Ke mana Waktu ke Solo? Kuliner dan Keliling Kota Solo.

Masjid Agung
(sumber: pribadi)


Tidak ada angin, hanya sinar matahari pukul 15.00 yang ada. Begitulah cuaca di Kota Solo pada Rabu siang menjelang sore. Cocok sekali untuk pergi ke luar dan menikmati suasana kota. Rasanya ruang rapat yang diubah menjadi ruang belajar itu tidak lagi menarik. Pemateri yang berdiri di depan seperti mengerti, dia segera mengakhiri materi dan menyilahkan seluruh peserta untuk meninggalkan ruangan. Senyum langsung menghiasi wajah. Dengan cekatan saya merapihkan laptop. Memasukkannya ke dalam tas pembungkusnya sebelum menyimpannya ke dalam tas.

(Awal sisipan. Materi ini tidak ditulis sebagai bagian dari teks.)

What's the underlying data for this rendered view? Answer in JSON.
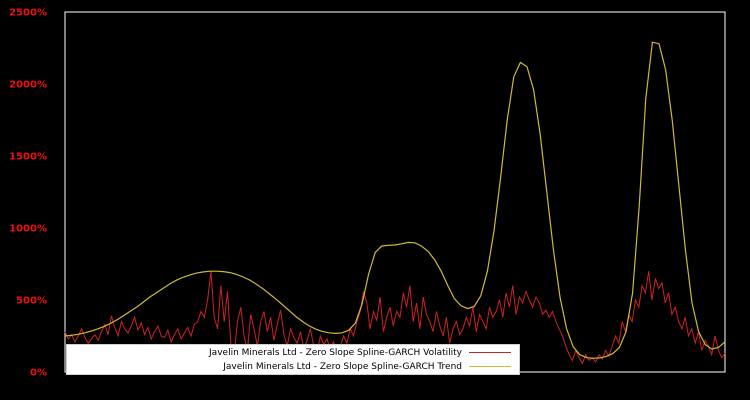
{
  "colors": {
    "background": "#000000",
    "frame": "#ffffff",
    "tick_label": "#ee1111",
    "volatility_line": "#cc2222",
    "trend_line": "#cdbb3a",
    "legend_background": "#ffffff",
    "legend_text": "#000000"
  },
  "chart_data": {
    "type": "line",
    "title": "",
    "xlabel": "",
    "ylabel": "",
    "ylim": [
      0,
      2500
    ],
    "yticks": [
      0,
      500,
      1000,
      1500,
      2000,
      2500
    ],
    "ytick_labels": [
      "0%",
      "500%",
      "1000%",
      "1500%",
      "2000%",
      "2500%"
    ],
    "grid": false,
    "legend_position": "bottom-left-inside",
    "series": [
      {
        "name": "Javelin Minerals Ltd - Zero Slope Spline-GARCH Volatility",
        "color": "#cc2222",
        "unit": "%",
        "values": [
          280,
          230,
          260,
          210,
          250,
          300,
          240,
          200,
          230,
          260,
          220,
          280,
          330,
          260,
          390,
          310,
          250,
          350,
          300,
          270,
          320,
          380,
          290,
          340,
          260,
          310,
          230,
          280,
          320,
          250,
          240,
          290,
          210,
          260,
          300,
          230,
          270,
          310,
          250,
          330,
          350,
          420,
          380,
          500,
          700,
          380,
          300,
          600,
          350,
          560,
          200,
          120,
          350,
          450,
          250,
          150,
          400,
          300,
          180,
          350,
          420,
          280,
          380,
          220,
          330,
          430,
          260,
          180,
          300,
          240,
          200,
          280,
          160,
          220,
          300,
          180,
          140,
          250,
          190,
          230,
          160,
          210,
          140,
          180,
          250,
          200,
          300,
          250,
          350,
          420,
          560,
          480,
          300,
          420,
          360,
          520,
          280,
          380,
          450,
          320,
          420,
          380,
          550,
          450,
          600,
          350,
          480,
          300,
          520,
          400,
          350,
          280,
          420,
          320,
          250,
          380,
          200,
          300,
          350,
          260,
          300,
          380,
          320,
          450,
          280,
          400,
          350,
          300,
          450,
          380,
          420,
          500,
          380,
          550,
          450,
          600,
          400,
          520,
          480,
          560,
          500,
          450,
          520,
          480,
          400,
          430,
          380,
          420,
          350,
          300,
          250,
          180,
          120,
          80,
          150,
          100,
          60,
          120,
          80,
          100,
          70,
          120,
          90,
          150,
          110,
          180,
          250,
          200,
          350,
          280,
          400,
          350,
          500,
          450,
          600,
          550,
          700,
          500,
          650,
          580,
          620,
          480,
          550,
          400,
          450,
          350,
          300,
          380,
          250,
          300,
          200,
          280,
          150,
          220,
          180,
          120,
          250,
          150,
          100,
          130
        ]
      },
      {
        "name": "Javelin Minerals Ltd - Zero Slope Spline-GARCH Trend",
        "color": "#cdbb3a",
        "unit": "%",
        "values": [
          250,
          255,
          262,
          272,
          285,
          300,
          318,
          340,
          365,
          395,
          425,
          455,
          490,
          525,
          555,
          585,
          615,
          640,
          660,
          675,
          688,
          695,
          700,
          700,
          697,
          690,
          678,
          660,
          638,
          610,
          578,
          542,
          505,
          465,
          425,
          385,
          350,
          320,
          297,
          282,
          272,
          268,
          272,
          290,
          340,
          470,
          680,
          830,
          875,
          880,
          882,
          890,
          900,
          897,
          875,
          838,
          780,
          700,
          600,
          510,
          460,
          440,
          455,
          530,
          700,
          980,
          1350,
          1750,
          2050,
          2150,
          2120,
          1960,
          1650,
          1250,
          850,
          520,
          300,
          175,
          120,
          100,
          95,
          98,
          108,
          128,
          170,
          280,
          550,
          1150,
          1900,
          2290,
          2280,
          2100,
          1750,
          1300,
          850,
          480,
          280,
          190,
          160,
          170,
          210
        ]
      }
    ]
  },
  "legend": {
    "items": [
      {
        "label": "Javelin Minerals Ltd - Zero Slope Spline-GARCH Volatility",
        "color": "#cc2222"
      },
      {
        "label": "Javelin Minerals Ltd - Zero Slope Spline-GARCH Trend",
        "color": "#cdbb3a"
      }
    ]
  }
}
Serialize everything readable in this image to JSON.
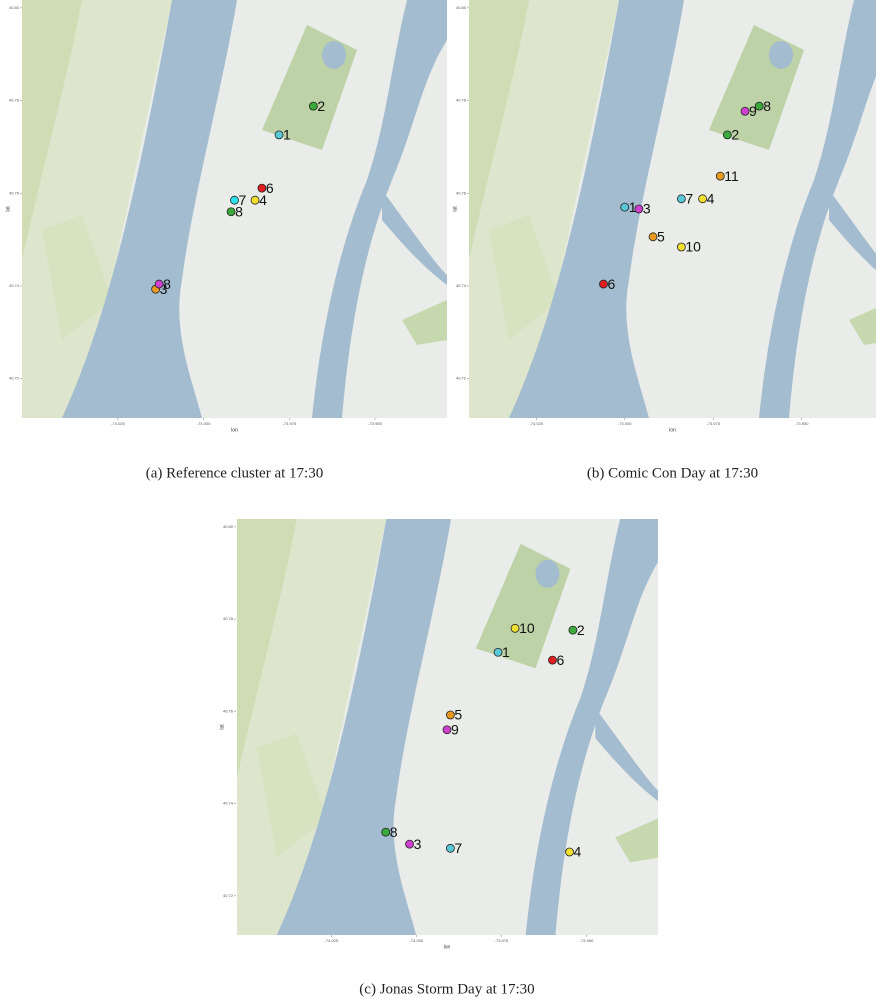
{
  "chart_data": [
    {
      "type": "scatter",
      "caption": "(a) Reference cluster at 17:30",
      "xlabel": "lon",
      "ylabel": "lat",
      "x": [
        -73.978,
        -73.968,
        -74.014,
        -73.985,
        -73.983,
        -73.991,
        -73.992,
        -74.013
      ],
      "y": [
        40.7726,
        40.7788,
        40.7393,
        40.7585,
        40.7611,
        40.7585,
        40.756,
        40.7404
      ],
      "labels": [
        "1",
        "2",
        "3",
        "4",
        "6",
        "7",
        "8",
        "8"
      ],
      "colors": [
        "#5bc8d8",
        "#3aaa3a",
        "#e89a20",
        "#f2e030",
        "#e02020",
        "#30e0f0",
        "#3aaa3a",
        "#d040d0"
      ],
      "xlim": [
        -74.053,
        -73.929
      ],
      "ylim": [
        40.7115,
        40.8017
      ],
      "xticks": [
        -74.025,
        {
          "value": -74,
          "label": "-74.000"
        },
        -73.975,
        {
          "value": -73.95,
          "label": "-73.950"
        }
      ],
      "yticks": [
        {
          "value": 40.8,
          "label": "40.80"
        },
        40.78,
        40.76,
        40.74,
        {
          "value": 40.72,
          "label": "40.72"
        }
      ]
    },
    {
      "type": "scatter",
      "caption": "(b) Comic Con Day at 17:30",
      "xlabel": "lon",
      "ylabel": "lat",
      "x": [
        -74.0,
        -73.971,
        -73.996,
        -73.978,
        -73.992,
        -74.006,
        -73.984,
        -73.962,
        -73.966,
        -73.984,
        -73.973
      ],
      "y": [
        40.757,
        40.7726,
        40.7566,
        40.7588,
        40.7506,
        40.7404,
        40.7588,
        40.7788,
        40.7777,
        40.7484,
        40.7637
      ],
      "labels": [
        "1",
        "2",
        "3",
        "4",
        "5",
        "6",
        "7",
        "8",
        "9",
        "10",
        "11"
      ],
      "colors": [
        "#5bc8d8",
        "#3aaa3a",
        "#d040d0",
        "#f2e030",
        "#e89a20",
        "#e02020",
        "#5bc8d8",
        "#3aaa3a",
        "#d040d0",
        "#f2e030",
        "#e89a20"
      ],
      "xlim": [
        -74.044,
        -73.929
      ],
      "ylim": [
        40.7115,
        40.8017
      ],
      "xticks": [
        -74.025,
        {
          "value": -74,
          "label": "-74.000"
        },
        -73.975,
        {
          "value": -73.95,
          "label": "-73.950"
        }
      ],
      "yticks": [
        {
          "value": 40.8,
          "label": "40.80"
        },
        40.78,
        40.76,
        40.74,
        40.72
      ]
    },
    {
      "type": "scatter",
      "caption": "(c) Jonas Storm Day at 17:30",
      "xlabel": "lon",
      "ylabel": "lat",
      "x": [
        -73.976,
        -73.954,
        -74.002,
        -73.955,
        -73.99,
        -73.96,
        -73.99,
        -74.009,
        -73.991,
        -73.971
      ],
      "y": [
        40.7728,
        40.7776,
        40.7312,
        40.7295,
        40.7592,
        40.7711,
        40.7303,
        40.7338,
        40.756,
        40.778
      ],
      "labels": [
        "1",
        "2",
        "3",
        "4",
        "5",
        "6",
        "7",
        "8",
        "9",
        "10"
      ],
      "colors": [
        "#5bc8d8",
        "#3aaa3a",
        "#d040d0",
        "#f2e030",
        "#e89a20",
        "#e02020",
        "#5bc8d8",
        "#3aaa3a",
        "#d040d0",
        "#f2e030"
      ],
      "xlim": [
        -74.053,
        -73.929
      ],
      "ylim": [
        40.7115,
        40.8017
      ],
      "xticks": [
        -74.025,
        {
          "value": -74,
          "label": "-74.000"
        },
        -73.975,
        {
          "value": -73.95,
          "label": "-73.950"
        }
      ],
      "yticks": [
        {
          "value": 40.8,
          "label": "40.80"
        },
        40.78,
        40.76,
        40.74,
        40.72
      ]
    }
  ]
}
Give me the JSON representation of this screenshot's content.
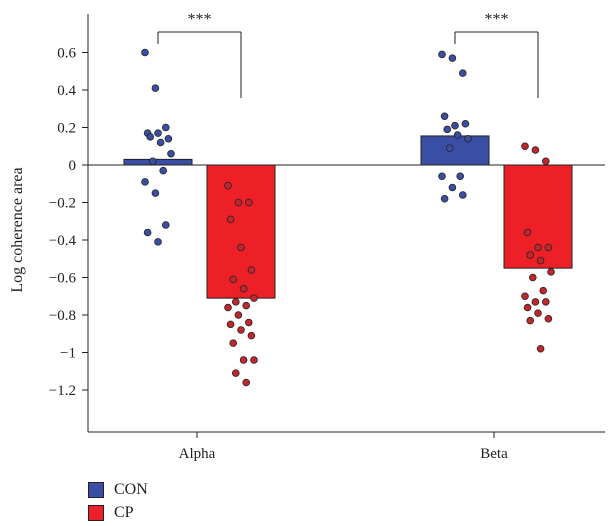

Saya tidak mau menyia-nyiakan waktu. Sejak tiba di kota ini pada hari minggu, saya sudah berencana untuk berjalan-jalan. Saya memang tidak ada tempat khusus yang harus didatangi. Sengaja tidak mau menetapkan rencana karena takut kecele. Takut kecewa kalau-kalau rencana yang disusun tidak bisa terlaksana. Jadi memilih gaya free style saja, ketika ada waktu, ya jalan saja. 

Melihat saya berkemas, teman di sebelah ikut-ikutan membereskan laptop. Dengan suara pelan dia bertanya saya akan pergi ke mana. Mata saya membelalak, tidak menyangka ada mengetahui niat yang tidak diungkapkan pada siapa pun. 

"Jalan-jalan saja mbak. Mau ikut?" jawab saya setengah berbisik.

Dia mengangguk seraya mengangkat tas punggung dan siap untuk melangkah pergi. Saya balas tersenyum dan menyarankan untuk menitipkan tas berisi laptop di penerima tamu. Biar punggung tak berat membawa beban dan acara jalan-jalan jadi lebih menyenangkan.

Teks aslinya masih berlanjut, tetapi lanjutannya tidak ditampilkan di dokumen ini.